One of the movie’s charms is its stubborn insistence that anachronisms like aspiring poets and brick-and-mortar adult-video stores still exist. (A self-conscious line of dialogue about porn allegedly unavailable online strives to justify the latter.) Amy (Roberts), a recent college graduate, has exhausted her parents’ bank account and patience submitting her poems to various journals and reviews, most of which charge a reading fee. Forced to get a part-time job, she spots a “help wanted” sign in a shop window and heads in to apply before she realizes the store is called Adult World. Working there, Amy gradually learns that perverts are people, too, and also develops an increasingly flirtatious relationship with shyly sweet Alex (Evan Peters), one of the other clerks. But these life lessons are impeded by her obsession with the once-famous poet Rat Billings (Cusack), who becomes Amy’s extremely reluctant, semi-hostile mentor.
Every scene featuring Amy and Rat together is a giddy marvel of kinetic energy, with Roberts and Cusack seemingly in competition to determine which of them can make their character more unsympathetic. Cusack plays Rat as a sullen curmudgeon who resents any reminder of the passion he once felt for poetry; many of his lines appear to have been at least semi-improvised, and he treats Amy the way celebrities must secretly want to treat their most pushy, annoying fans. Roberts, heretofore best known for her famous relatives (dad Eric, aunt Julia) and for being adorable on Nickelodeon, matches him move for move, transforming Amy into a hyperactive sycophant without an ounce of self-awareness. A scene in which Amy attempts to seduce Rat reaches magnificent heights of queasy comedy (“What, do you think I’m ugly or something?” “No, no. I think you’re psychotic”), all while remaining fundamentally truthful to the likely dynamic between a deeply confused young woman and a burned-out, middle-aged writer.

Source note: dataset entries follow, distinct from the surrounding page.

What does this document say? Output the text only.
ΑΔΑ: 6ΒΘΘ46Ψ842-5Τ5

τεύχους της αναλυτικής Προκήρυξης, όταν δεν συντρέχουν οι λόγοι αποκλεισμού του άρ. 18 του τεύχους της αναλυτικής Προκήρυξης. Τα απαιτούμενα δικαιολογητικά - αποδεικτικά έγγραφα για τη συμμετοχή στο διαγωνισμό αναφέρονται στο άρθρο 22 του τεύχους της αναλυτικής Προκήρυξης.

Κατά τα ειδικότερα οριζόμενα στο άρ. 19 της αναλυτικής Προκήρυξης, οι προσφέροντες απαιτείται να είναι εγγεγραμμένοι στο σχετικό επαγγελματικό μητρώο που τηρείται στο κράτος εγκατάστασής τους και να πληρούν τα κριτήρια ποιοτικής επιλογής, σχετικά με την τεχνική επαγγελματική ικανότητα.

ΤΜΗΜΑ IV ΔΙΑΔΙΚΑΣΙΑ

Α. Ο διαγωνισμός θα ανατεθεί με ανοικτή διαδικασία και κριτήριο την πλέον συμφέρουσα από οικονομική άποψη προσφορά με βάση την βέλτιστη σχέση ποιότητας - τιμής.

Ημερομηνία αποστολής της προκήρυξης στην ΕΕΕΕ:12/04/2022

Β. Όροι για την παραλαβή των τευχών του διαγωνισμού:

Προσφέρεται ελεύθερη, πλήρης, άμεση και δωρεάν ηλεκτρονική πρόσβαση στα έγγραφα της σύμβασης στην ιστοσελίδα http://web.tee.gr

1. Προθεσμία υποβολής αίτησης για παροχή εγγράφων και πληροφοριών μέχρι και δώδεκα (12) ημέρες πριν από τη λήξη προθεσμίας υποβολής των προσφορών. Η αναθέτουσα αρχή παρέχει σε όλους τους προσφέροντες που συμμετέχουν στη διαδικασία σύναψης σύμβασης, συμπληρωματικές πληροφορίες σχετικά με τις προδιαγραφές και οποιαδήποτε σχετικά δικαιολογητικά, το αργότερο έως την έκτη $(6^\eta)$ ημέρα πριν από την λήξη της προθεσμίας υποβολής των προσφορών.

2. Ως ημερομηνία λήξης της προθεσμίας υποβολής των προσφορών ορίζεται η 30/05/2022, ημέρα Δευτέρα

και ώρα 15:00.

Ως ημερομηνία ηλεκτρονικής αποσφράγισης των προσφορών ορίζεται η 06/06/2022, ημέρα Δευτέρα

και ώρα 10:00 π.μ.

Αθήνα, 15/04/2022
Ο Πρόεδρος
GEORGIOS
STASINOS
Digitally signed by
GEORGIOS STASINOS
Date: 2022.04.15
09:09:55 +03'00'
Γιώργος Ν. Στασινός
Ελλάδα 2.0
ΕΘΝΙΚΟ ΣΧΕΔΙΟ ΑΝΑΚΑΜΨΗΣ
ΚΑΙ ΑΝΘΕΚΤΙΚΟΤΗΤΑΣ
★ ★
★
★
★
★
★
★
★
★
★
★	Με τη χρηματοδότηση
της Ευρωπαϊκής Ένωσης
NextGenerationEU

Coffey began his career as an actor—he's worked repeatedly with David Lynch, most notably as one of the humanoid rabbits in Inland Empire—and it’s a safe bet that he encouraged Roberts’ and Cusack’s freewheeling recklessness. Alas, the rest of Adult World, which was written by Andy Cochran, isn’t nearly so memorable. Amy’s adventures at the porn shop lack the sense of genuine discomfort they require to serve as a useful counterpoint to her creative delusions, and Alex, her new paramour, is so gosh-darn nice that he verges on dull. Considerable screen time is squandered on a transvestite (Armando Riesco) whose sole function is to keep Amy’s spirits up—a sorry cliché of a role that really needs to be permanently retired. Nor does the film remotely earn its improbably happy ending. Still, there’s so much vivid, irrepressible life shoving through the narrative’s seams that its structural defects can be forgiven, or at least largely ignored. Think of it like porn: If the sex scenes are hot, the rest doesn’t much matter.